According to the experimental results and the program operation, under the same conditions and on the premise of stable operation, compared with common explicit model prediction control, the model control based on deep learning has the advantages of higher solving speed and better explicit calculation performance. In the aspect of control effect, the altitude angle, the rotation angle and the pitch angle of the three-freedom-degree helicopter can be effectively adjusted, an ideal stable state is quickly achieved, and the three-freedom-degree helicopter has good control performance.

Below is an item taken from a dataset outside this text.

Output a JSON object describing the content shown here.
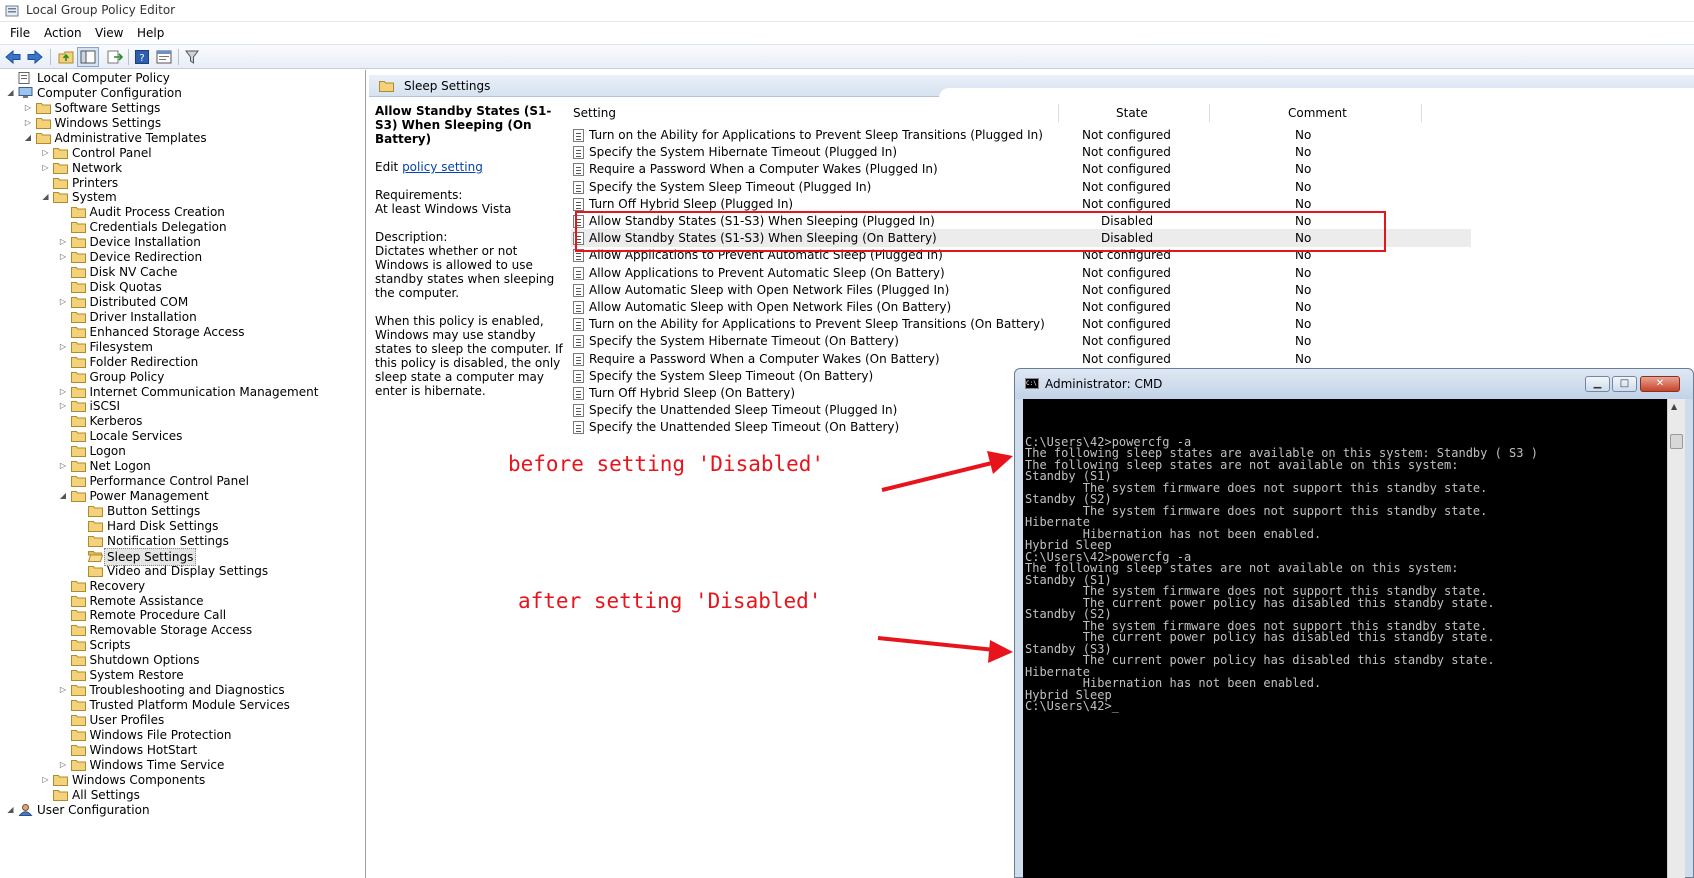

Fig. 5 is a comparison diagram of deep learning of the method of the present invention and tracking simulation of a state trace of a pitch angle by a traditional EMPC.

Claims

1. A method for reconstructing explicit model prediction control based on deep learning is characterized in that: the method comprises the following steps:

the explicit model predictive control problem is as follows:

wherein

Is a vector that contains the control input sequence,

and

is a vector of the states of the memory cells,

is a control input to the control unit,

is a matrix of the system, and,

is an input matrix, controllable for (a, B); k denotes the kth sample point, x_NIndicating the terminal state; n is_xA dimension representing a system state; n is_uA dimension representing a system control input; n is_cxRepresenting the number of hyperplanes that make up a state-bounded polyhedral set; n is_cfRepresenting the number of hyperplanes constituting a terminal-bounded polyhedral set; n is_cuRepresenting the number of hyperplanes of the input bounded set of polyhedrons;

Sum vector

Defining; selecting the cost of the terminal defined by P and the recursion feasibility of the terminal set which should ensure the stability of the closed-loop system and the optimization problem; depending on the prediction boundary N, there is a set of initial states x for which a solution is feasible_initCalled feasible region, the optimization formula (1) reformulates as a multi-parameter quadratic programming problem, which depends only on the current system state x_init：

subject to C_cu≤Tx_init+c_c

Wherein

n_ineqIs the total number of inequalities in the multi-parameter problem;

representing the number of inequality constraints in equation (2);

represents the number of control variables in equation (2);

for n_rThe area of the image to be displayed is,

and

each region Θ_iAre all described by polyhedrons;

wherein

And is

Step (2) of constructing a data set

the neural network is added with a projection algorithm on the basis of full connection, so that the output of the neural network is ensured to meet the constraint condition and feasibility of a control system;

y＝max{0,1} (5)

the neural network related to the ReLU activation function can accurately reconstruct a multi-parameter quadratic programming problem; using a multi-parameter quadratic programming formula allows neural networks to be directly embedded into optimization problems; the added complexity of this reconstruction to the overall optimization problem is to manage binary variables;

for a deep neural network with n nodes, the output takes the form:

x^k＝max{0,W^kx^k-1+b^k} (8)

is the output of the previous layer or layers,

is the output of the current layer;

x^k≥0，s^k≥0，y∈{0,1}ⁿ；

wherein the variable y is a binary variable,

is an auxiliary variable vector, M is a large scalar value;

after the formula (8) is reconstructed by the formula (9), the total number of the binary variables y is equal to the total number of the nodes forming the hidden layer; the binary variable enables the activation function to output a value of 0 or x through the interlayer constraint;

reducing the number of active nodes of the deep neural network model by adopting a regularization technology;

and (6) realizing the attitude control of the helicopter by using the optimized deep neural network.

2. The method of claim 1, wherein during deep neural network training, the model is trained using a dropout technique to update network parameters and prevent overfitting.

3. The method of claim 1, wherein during deep neural network validation, a k-fold cross-validation model is employed.